The latter was never built, but the Library Theatre had a bar and lounge area and proved popular with local theatre groups such as Buttershaw St Paul’s Amateur Operatic and Dramatic Society.
They were among the campaigners who tried to save the theatre being subsumed by the National Photography, Film and Television Museum next door. They failed. The Library Theatre is now the Pictureville Cinema.
In August 1992, a report to the Council’s community and leisure sub-committee described the building as a deteriorating health hazard that required at least £150,000 spending on it to make it safe again. The air conditioning had stopped functioning in 1989 which led to staff working in temperatures of more than 100F in the summer – again, how times change.
Perhaps if extensive remedial work had been carried out on Clifford Brown’s state-of-the-art Central Library a lot sooner, the building would not be in the state it’s in now.
In spite of the state of the building, stirling work went on inside. In the 1990s, literary festivals were staged there. The late Keith Waterhouse, Daily Mirror and Daily Mail columnist and co-author of novels and plays such as Billy Liar and Budgie, was interviewed in there. Bradford’s Poet Laurate Gerard Benson gave talks there on great poets.

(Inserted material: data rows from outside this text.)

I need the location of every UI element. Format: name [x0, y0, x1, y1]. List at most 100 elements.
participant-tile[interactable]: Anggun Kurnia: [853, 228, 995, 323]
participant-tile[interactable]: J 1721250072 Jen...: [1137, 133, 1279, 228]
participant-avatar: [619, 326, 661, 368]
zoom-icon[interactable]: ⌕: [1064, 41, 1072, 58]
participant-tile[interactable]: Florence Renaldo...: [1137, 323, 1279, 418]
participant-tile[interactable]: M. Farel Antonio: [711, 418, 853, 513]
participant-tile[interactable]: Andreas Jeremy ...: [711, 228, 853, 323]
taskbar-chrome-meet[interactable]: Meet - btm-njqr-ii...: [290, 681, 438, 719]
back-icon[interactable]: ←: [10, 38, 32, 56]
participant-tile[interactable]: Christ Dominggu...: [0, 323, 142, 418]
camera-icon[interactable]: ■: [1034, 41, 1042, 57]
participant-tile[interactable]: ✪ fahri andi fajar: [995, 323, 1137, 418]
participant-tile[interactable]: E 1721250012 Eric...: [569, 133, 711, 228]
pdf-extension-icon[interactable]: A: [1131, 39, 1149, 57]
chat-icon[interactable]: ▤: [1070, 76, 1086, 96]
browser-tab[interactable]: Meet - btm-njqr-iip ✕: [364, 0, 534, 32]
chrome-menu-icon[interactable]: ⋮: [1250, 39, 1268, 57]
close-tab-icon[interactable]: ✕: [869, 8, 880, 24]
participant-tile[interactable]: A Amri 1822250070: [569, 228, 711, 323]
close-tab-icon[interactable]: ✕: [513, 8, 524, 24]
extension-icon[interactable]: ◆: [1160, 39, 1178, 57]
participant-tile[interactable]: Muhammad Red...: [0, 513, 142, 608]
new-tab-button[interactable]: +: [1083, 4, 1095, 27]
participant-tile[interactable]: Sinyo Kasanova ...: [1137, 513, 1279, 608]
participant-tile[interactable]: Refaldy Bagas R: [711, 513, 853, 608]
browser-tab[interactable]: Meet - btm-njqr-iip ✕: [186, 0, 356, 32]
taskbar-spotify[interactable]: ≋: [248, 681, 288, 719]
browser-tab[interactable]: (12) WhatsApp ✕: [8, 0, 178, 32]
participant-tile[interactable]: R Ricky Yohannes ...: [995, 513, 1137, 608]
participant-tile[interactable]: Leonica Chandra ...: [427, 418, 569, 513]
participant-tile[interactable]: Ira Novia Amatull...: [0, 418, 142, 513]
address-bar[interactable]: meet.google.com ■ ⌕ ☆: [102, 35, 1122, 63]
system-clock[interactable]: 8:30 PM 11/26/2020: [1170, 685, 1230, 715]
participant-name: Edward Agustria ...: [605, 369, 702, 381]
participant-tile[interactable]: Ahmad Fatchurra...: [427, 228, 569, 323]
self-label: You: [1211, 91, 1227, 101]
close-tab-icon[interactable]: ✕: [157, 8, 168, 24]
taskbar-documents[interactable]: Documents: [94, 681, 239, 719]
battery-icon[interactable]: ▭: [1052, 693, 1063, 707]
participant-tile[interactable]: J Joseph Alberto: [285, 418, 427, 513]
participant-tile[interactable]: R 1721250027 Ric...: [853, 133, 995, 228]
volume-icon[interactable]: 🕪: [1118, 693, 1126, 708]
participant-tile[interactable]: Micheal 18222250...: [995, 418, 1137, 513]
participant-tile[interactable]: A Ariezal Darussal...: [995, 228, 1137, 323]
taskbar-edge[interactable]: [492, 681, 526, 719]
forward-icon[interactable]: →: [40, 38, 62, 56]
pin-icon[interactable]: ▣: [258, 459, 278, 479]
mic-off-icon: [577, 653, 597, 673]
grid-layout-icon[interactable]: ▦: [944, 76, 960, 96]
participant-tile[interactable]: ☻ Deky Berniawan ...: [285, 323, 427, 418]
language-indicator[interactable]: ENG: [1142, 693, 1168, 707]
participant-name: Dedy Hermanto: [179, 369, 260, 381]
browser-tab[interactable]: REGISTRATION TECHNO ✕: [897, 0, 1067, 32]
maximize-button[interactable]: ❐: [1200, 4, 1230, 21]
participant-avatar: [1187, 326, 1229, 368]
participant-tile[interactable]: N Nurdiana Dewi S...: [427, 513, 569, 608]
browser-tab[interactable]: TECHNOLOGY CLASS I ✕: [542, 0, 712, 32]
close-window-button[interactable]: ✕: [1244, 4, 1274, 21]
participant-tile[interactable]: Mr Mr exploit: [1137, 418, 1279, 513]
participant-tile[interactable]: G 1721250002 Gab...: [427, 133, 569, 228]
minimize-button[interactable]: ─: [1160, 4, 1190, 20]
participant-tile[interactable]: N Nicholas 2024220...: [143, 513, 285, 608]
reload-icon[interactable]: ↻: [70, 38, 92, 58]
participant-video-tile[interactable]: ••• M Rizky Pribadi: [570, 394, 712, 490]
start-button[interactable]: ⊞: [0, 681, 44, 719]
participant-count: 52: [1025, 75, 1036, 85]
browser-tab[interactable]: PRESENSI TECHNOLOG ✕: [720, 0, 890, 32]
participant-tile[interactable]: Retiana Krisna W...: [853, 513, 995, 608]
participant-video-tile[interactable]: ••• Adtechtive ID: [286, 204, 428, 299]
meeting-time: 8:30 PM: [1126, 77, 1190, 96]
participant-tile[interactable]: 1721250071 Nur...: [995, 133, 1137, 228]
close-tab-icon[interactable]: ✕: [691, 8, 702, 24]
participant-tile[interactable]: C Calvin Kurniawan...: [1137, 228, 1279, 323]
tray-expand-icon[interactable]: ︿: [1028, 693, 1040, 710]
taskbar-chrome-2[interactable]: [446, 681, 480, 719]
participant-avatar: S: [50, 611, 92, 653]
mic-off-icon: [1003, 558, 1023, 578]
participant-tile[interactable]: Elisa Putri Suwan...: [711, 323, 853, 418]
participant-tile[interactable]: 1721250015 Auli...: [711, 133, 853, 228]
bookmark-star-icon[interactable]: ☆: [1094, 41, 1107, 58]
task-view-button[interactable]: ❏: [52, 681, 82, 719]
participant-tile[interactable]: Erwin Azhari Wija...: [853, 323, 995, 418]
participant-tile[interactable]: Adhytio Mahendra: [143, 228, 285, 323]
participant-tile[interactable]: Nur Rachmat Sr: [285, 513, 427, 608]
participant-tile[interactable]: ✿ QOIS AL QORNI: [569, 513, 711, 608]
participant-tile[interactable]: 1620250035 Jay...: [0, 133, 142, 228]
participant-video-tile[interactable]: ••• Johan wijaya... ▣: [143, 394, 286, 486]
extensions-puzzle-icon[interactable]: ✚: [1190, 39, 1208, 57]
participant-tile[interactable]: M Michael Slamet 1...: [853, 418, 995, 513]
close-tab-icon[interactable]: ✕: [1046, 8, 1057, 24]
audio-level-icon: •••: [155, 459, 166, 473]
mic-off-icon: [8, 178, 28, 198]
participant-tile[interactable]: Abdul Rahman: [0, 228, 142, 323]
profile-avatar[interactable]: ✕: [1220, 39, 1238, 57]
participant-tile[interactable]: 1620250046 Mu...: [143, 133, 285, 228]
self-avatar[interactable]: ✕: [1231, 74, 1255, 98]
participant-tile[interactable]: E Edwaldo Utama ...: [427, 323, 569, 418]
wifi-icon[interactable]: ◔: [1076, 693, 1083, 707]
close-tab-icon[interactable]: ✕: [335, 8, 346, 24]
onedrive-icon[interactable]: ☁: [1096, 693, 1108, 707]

In 2001, when Bradford was an aspiring City of European Culture, senior librarian Robert Walters was one of the judging panel that took the innovative step of giving a three-month residency to Bradford’s Redbeck Press, a small publisher of poetry and prose run by the late David Tipton.
Bradford’s literary officer at the time was Tom Palmer, now a successful children’s writer. He said of the Redbeck residency: “As far as we know, this is unique. I think it’s really significant for the library and a publisher to work together to promote reading and writing. I think the idea will be copied across the country.”
Enterprisingly, the library also published local history books such as the late Geoff Mellor’s Movie Makers And Picture Palaces and East Bowling History Workshop’s pamphlet Bowling Tidings.
Inexplicably, this activity was stopped eight or nine years ago following a management shake-up at City Hall. The two Central Library men who had masterminded the publishing arm, John Triffitt and Bob Duckworth, both retired. A sad loss to the proliferation of local culture.
To some, it would be most ironic if the Odeon, built and opened in 1930, were to survive and the Central Library, opened in 1967, were to go the way of other civic improvements from the 1960s and 1970s – Central House, the Transport Interchange’s vast glass roof and all of the brave new world buildings put up in Forster Square.